Waiting Tables Summed Up in 4 Minutes, 18 Seconds

Thadra Sheridan

Thadra Sheridan

Thank you, thank you, thank you to Thadra Sheridan who wrote and performed the best fucking video about waiting tables ever. I bow down to her very existence because everything about this video is sheer perfection. I almost didn’t post it because I am such a small, small man that it is hard for me to acknowledge people who are better at bitching about waiting tables than I am, but Thadra has proven me wrong. She has nailed it. Because I am so desperate and needy, I have chosen to embed her video into my blog so that I can capitalize on her brilliance.

This bitch is good.

Real good.

Watch this video and then share it. Share it, my friends! Help the world understand what we already know: that waiting tables is hard work and that we may smell like a fucking fajita plate, but we’re people dammit. Fajita-smellin’people!

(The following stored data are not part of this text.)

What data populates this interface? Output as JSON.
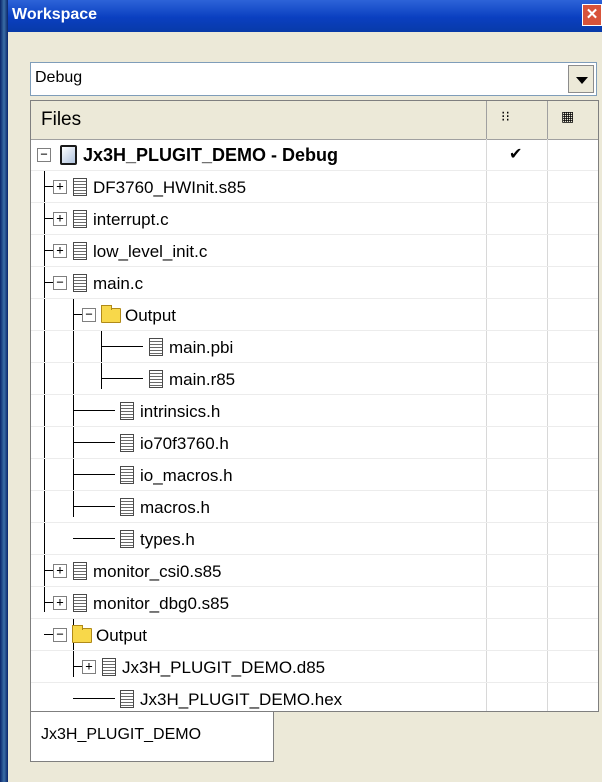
{
  "window": {
    "title": "Workspace",
    "close_symbol": "✕"
  },
  "config": {
    "selected": "Debug"
  },
  "panel": {
    "header_label": "Files",
    "col2_icon": "⁝⁝",
    "col3_icon": "▦"
  },
  "tree": {
    "project": {
      "label": "Jx3H_PLUGIT_DEMO - Debug",
      "check": "✔"
    },
    "items": [
      {
        "label": "DF3760_HWInit.s85",
        "exp": "+"
      },
      {
        "label": "interrupt.c",
        "exp": "+"
      },
      {
        "label": "low_level_init.c",
        "exp": "+"
      },
      {
        "label": "main.c",
        "exp": "−"
      },
      {
        "label": "Output",
        "exp": "−"
      },
      {
        "label": "main.pbi"
      },
      {
        "label": "main.r85"
      },
      {
        "label": "intrinsics.h"
      },
      {
        "label": "io70f3760.h"
      },
      {
        "label": "io_macros.h"
      },
      {
        "label": "macros.h"
      },
      {
        "label": "types.h"
      },
      {
        "label": "monitor_csi0.s85",
        "exp": "+"
      },
      {
        "label": "monitor_dbg0.s85",
        "exp": "+"
      },
      {
        "label": "Output",
        "exp": "−"
      },
      {
        "label": "Jx3H_PLUGIT_DEMO.d85",
        "exp": "+"
      },
      {
        "label": "Jx3H_PLUGIT_DEMO.hex"
      }
    ]
  },
  "tabs": {
    "active": "Jx3H_PLUGIT_DEMO"
  }
}
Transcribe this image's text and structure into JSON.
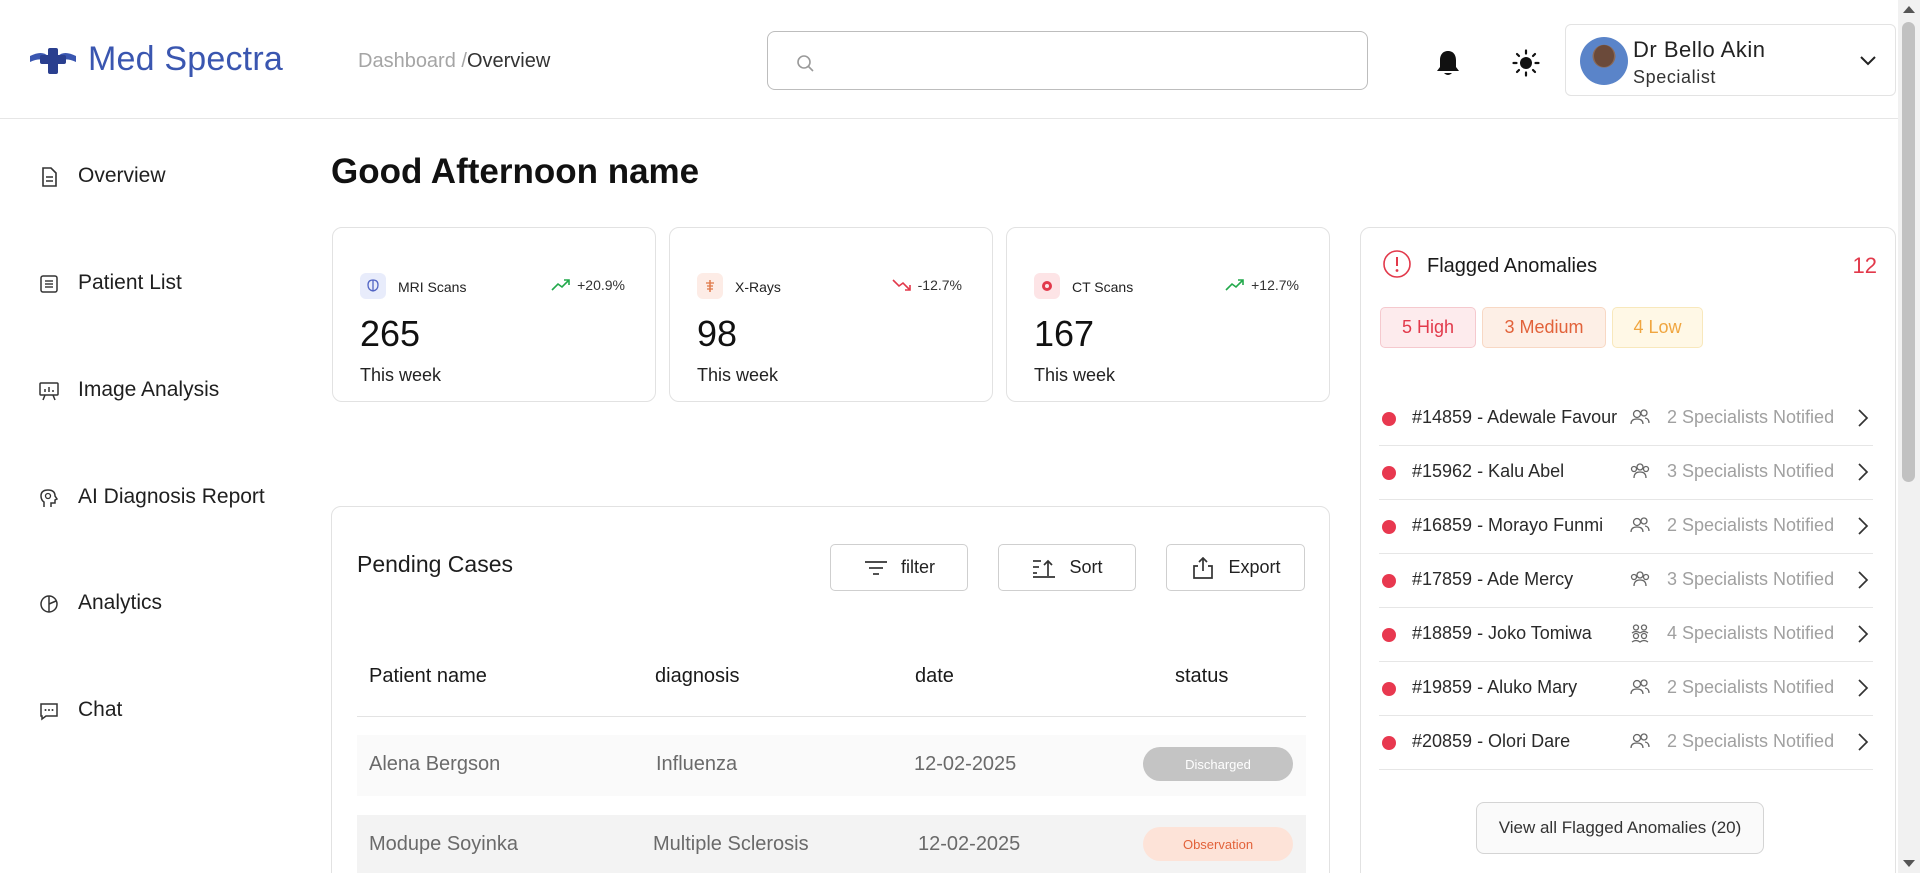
{
  "app": {
    "name": "Med Spectra",
    "brand_color": "#3a56b0"
  },
  "breadcrumb": {
    "parent": "Dashboard /",
    "current": "Overview"
  },
  "search": {
    "placeholder": ""
  },
  "user": {
    "name": "Dr Bello Akin",
    "role": "Specialist"
  },
  "sidebar": {
    "items": [
      {
        "label": "Overview",
        "icon": "document-icon"
      },
      {
        "label": "Patient List",
        "icon": "list-icon"
      },
      {
        "label": "Image Analysis",
        "icon": "presentation-chart-icon"
      },
      {
        "label": "AI Diagnosis Report",
        "icon": "brain-head-icon"
      },
      {
        "label": "Analytics",
        "icon": "pie-chart-icon"
      },
      {
        "label": "Chat",
        "icon": "chat-bubble-icon"
      }
    ]
  },
  "greeting": "Good Afternoon name",
  "stats": [
    {
      "title": "MRI Scans",
      "trend": "+20.9%",
      "direction": "up",
      "value": "265",
      "sub": "This week",
      "icon": "brain-icon",
      "color": "#22a94b"
    },
    {
      "title": "X-Rays",
      "trend": "-12.7%",
      "direction": "down",
      "value": "98",
      "sub": "This week",
      "icon": "skeleton-icon",
      "color": "#e2394b"
    },
    {
      "title": "CT Scans",
      "trend": "+12.7%",
      "direction": "up",
      "value": "167",
      "sub": "This week",
      "icon": "scan-icon",
      "color": "#22a94b"
    }
  ],
  "pending": {
    "title": "Pending Cases",
    "buttons": {
      "filter": "filter",
      "sort": "Sort",
      "export": "Export"
    },
    "columns": [
      "Patient name",
      "diagnosis",
      "date",
      "status"
    ],
    "rows": [
      {
        "name": "Alena Bergson",
        "diagnosis": "Influenza",
        "date": "12-02-2025",
        "status": "Discharged"
      },
      {
        "name": "Modupe Soyinka",
        "diagnosis": "Multiple Sclerosis",
        "date": "12-02-2025",
        "status": "Observation"
      }
    ]
  },
  "flagged": {
    "title": "Flagged Anomalies",
    "count": "12",
    "pills": {
      "high": "5 High",
      "medium": "3 Medium",
      "low": "4 Low"
    },
    "items": [
      {
        "label": "#14859 - Adewale Favour",
        "notified": "2 Specialists Notified"
      },
      {
        "label": "#15962 - Kalu Abel",
        "notified": "3 Specialists Notified"
      },
      {
        "label": "#16859 - Morayo Funmi",
        "notified": "2 Specialists Notified"
      },
      {
        "label": "#17859 - Ade Mercy",
        "notified": "3 Specialists Notified"
      },
      {
        "label": "#18859 - Joko Tomiwa",
        "notified": "4 Specialists Notified"
      },
      {
        "label": "#19859 - Aluko Mary",
        "notified": "2 Specialists Notified"
      },
      {
        "label": "#20859 - Olori Dare",
        "notified": "2 Specialists Notified"
      }
    ],
    "view_all": "View all Flagged Anomalies (20)"
  }
}
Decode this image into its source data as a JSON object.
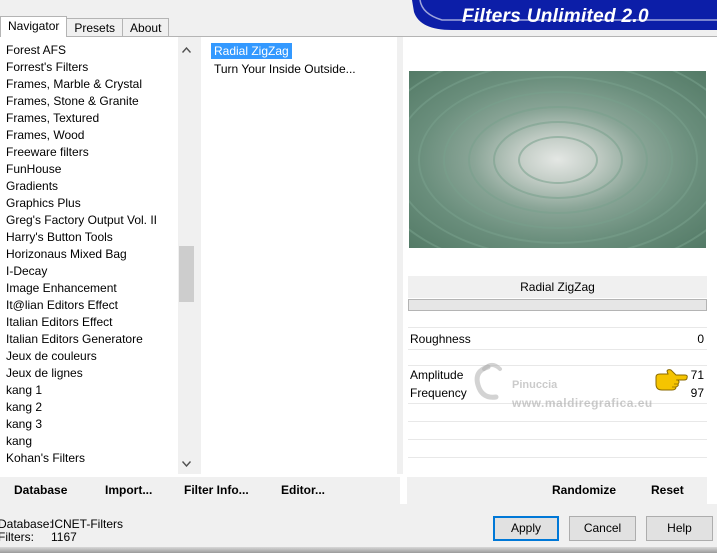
{
  "tabs": [
    {
      "label": "Navigator",
      "active": true
    },
    {
      "label": "Presets",
      "active": false
    },
    {
      "label": "About",
      "active": false
    }
  ],
  "banner": {
    "title": "Filters Unlimited 2.0",
    "color": "#0c1ea8"
  },
  "categories": [
    "Forest AFS",
    "Forrest's Filters",
    "Frames, Marble & Crystal",
    "Frames, Stone & Granite",
    "Frames, Textured",
    "Frames, Wood",
    "Freeware filters",
    "FunHouse",
    "Gradients",
    "Graphics Plus",
    "Greg's Factory Output Vol. II",
    "Harry's Button Tools",
    "Horizonaus Mixed Bag",
    "I-Decay",
    "Image Enhancement",
    "It@lian Editors Effect",
    "Italian Editors Effect",
    "Italian Editors Generatore",
    "Jeux de couleurs",
    "Jeux de lignes",
    "kang 1",
    "kang 2",
    "kang 3",
    "kang",
    "Kohan's Filters"
  ],
  "filters": [
    {
      "label": "Radial ZigZag",
      "selected": true
    },
    {
      "label": "Turn Your Inside Outside...",
      "selected": false
    }
  ],
  "filter_name": "Radial ZigZag",
  "params": [
    {
      "label": "Roughness",
      "value": "0"
    },
    {
      "label": "Amplitude",
      "value": "71"
    },
    {
      "label": "Frequency",
      "value": "97"
    }
  ],
  "watermark": {
    "line1": "Pinuccia",
    "line2": "www.maldiregrafica.eu"
  },
  "left_buttons": {
    "database": "Database",
    "import": "Import...",
    "filter_info": "Filter Info...",
    "editor": "Editor..."
  },
  "right_buttons": {
    "randomize": "Randomize",
    "reset": "Reset"
  },
  "footer": {
    "database_label": "Database:",
    "database_value": "ICNET-Filters",
    "filters_label": "Filters:",
    "filters_value": "1167"
  },
  "dialog_buttons": {
    "apply": "Apply",
    "cancel": "Cancel",
    "help": "Help"
  },
  "colors": {
    "selection": "#3399ff",
    "accent_border": "#0078d7"
  }
}
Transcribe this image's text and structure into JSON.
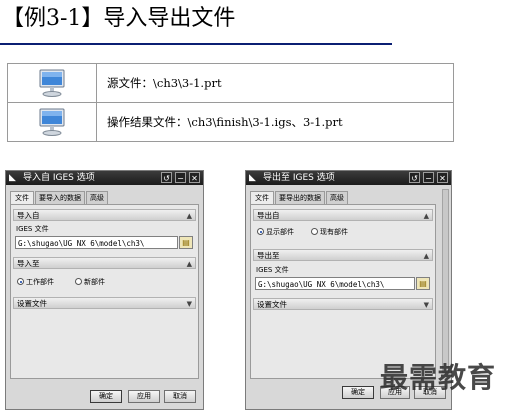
{
  "header": {
    "title": "【例3-1】导入导出文件"
  },
  "info_rows": [
    {
      "icon": "monitor-icon",
      "text": "源文件：\\ch3\\3-1.prt"
    },
    {
      "icon": "monitor-icon",
      "text": "操作结果文件：\\ch3\\finish\\3-1.igs、3-1.prt"
    }
  ],
  "import_dialog": {
    "title": "导入自 IGES 选项",
    "titlebar_buttons": [
      "↺",
      "−",
      "✕"
    ],
    "tabs": [
      "文件",
      "要导入的数据",
      "高级"
    ],
    "section_import_from": "导入自",
    "field_label": "IGES 文件",
    "path_value": "G:\\shugao\\UG NX 6\\model\\ch3\\",
    "section_import_to": "导入至",
    "radio_work_part": "工作部件",
    "radio_new_part": "新部件",
    "section_settings": "设置文件",
    "btn_ok": "确定",
    "btn_apply": "应用",
    "btn_cancel": "取消"
  },
  "export_dialog": {
    "title": "导出至 IGES 选项",
    "titlebar_buttons": [
      "↺",
      "−",
      "✕"
    ],
    "tabs": [
      "文件",
      "要导出的数据",
      "高级"
    ],
    "section_export_from": "导出自",
    "radio_displayed_part": "显示部件",
    "radio_existing_part": "现有部件",
    "section_export_to": "导出至",
    "field_label": "IGES 文件",
    "path_value": "G:\\shugao\\UG NX 6\\model\\ch3\\",
    "section_settings": "设置文件",
    "btn_ok": "确定",
    "btn_apply": "应用",
    "btn_cancel": "取消"
  },
  "watermark": "最需教育"
}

Go visit Thadra at her website.

Find her on Facebook.

Follow this chick on Twitter.

Go check her out on YouTube.

15 thoughts on “Waiting Tables Summed Up in 4 Minutes, 18 Seconds

  1. Lisa

    Drinking my morning coffee while watching this was a bad call, because it ended up being spit out on my keyboard when “Should I call your Dad and have him tell you that he loves you” (paraphrasing) made me lose it…..especially because I too have waited on people who clearly did not get enough hugs as a child.

  2. Allen E. Booth

    Thadra, not to be playing “more put-upon than thou”, but this former busser/dishwasher has his own ax to grind, and servers —as well as cooks and customers— contribute to it. If a waitress loses a tip, for example, whose direction does she cast her suspicions in? You guessed it! And who has to clean up after customers when they leave their half-eaten orders behind? You guessed it once again, sister! And who has to wash all this #$%^ and pour unfinished drinks down the drain? Give that lady the grand prize for guessing right 3 times in a row! And I have even run into situations where servers didn’t know the right numbers for tables! I’ve also heard horror stories from female dishwashers about male customers propositioning them when they were making their rounds bussing tables.

  3. Opossum

    I fell in love with a Chili’s waitress years ago…that formerly awesome smell of fajitas loses it’s appeal when you begin waking up smelling like them.

  4. Victoria

    I have never heard it explained so accurately…and in real time! But honestly if someone doesn’t know what it’s like to wait tables, they probably will never fully understand the struggle. Nonetheless, thank you for this masterpiece!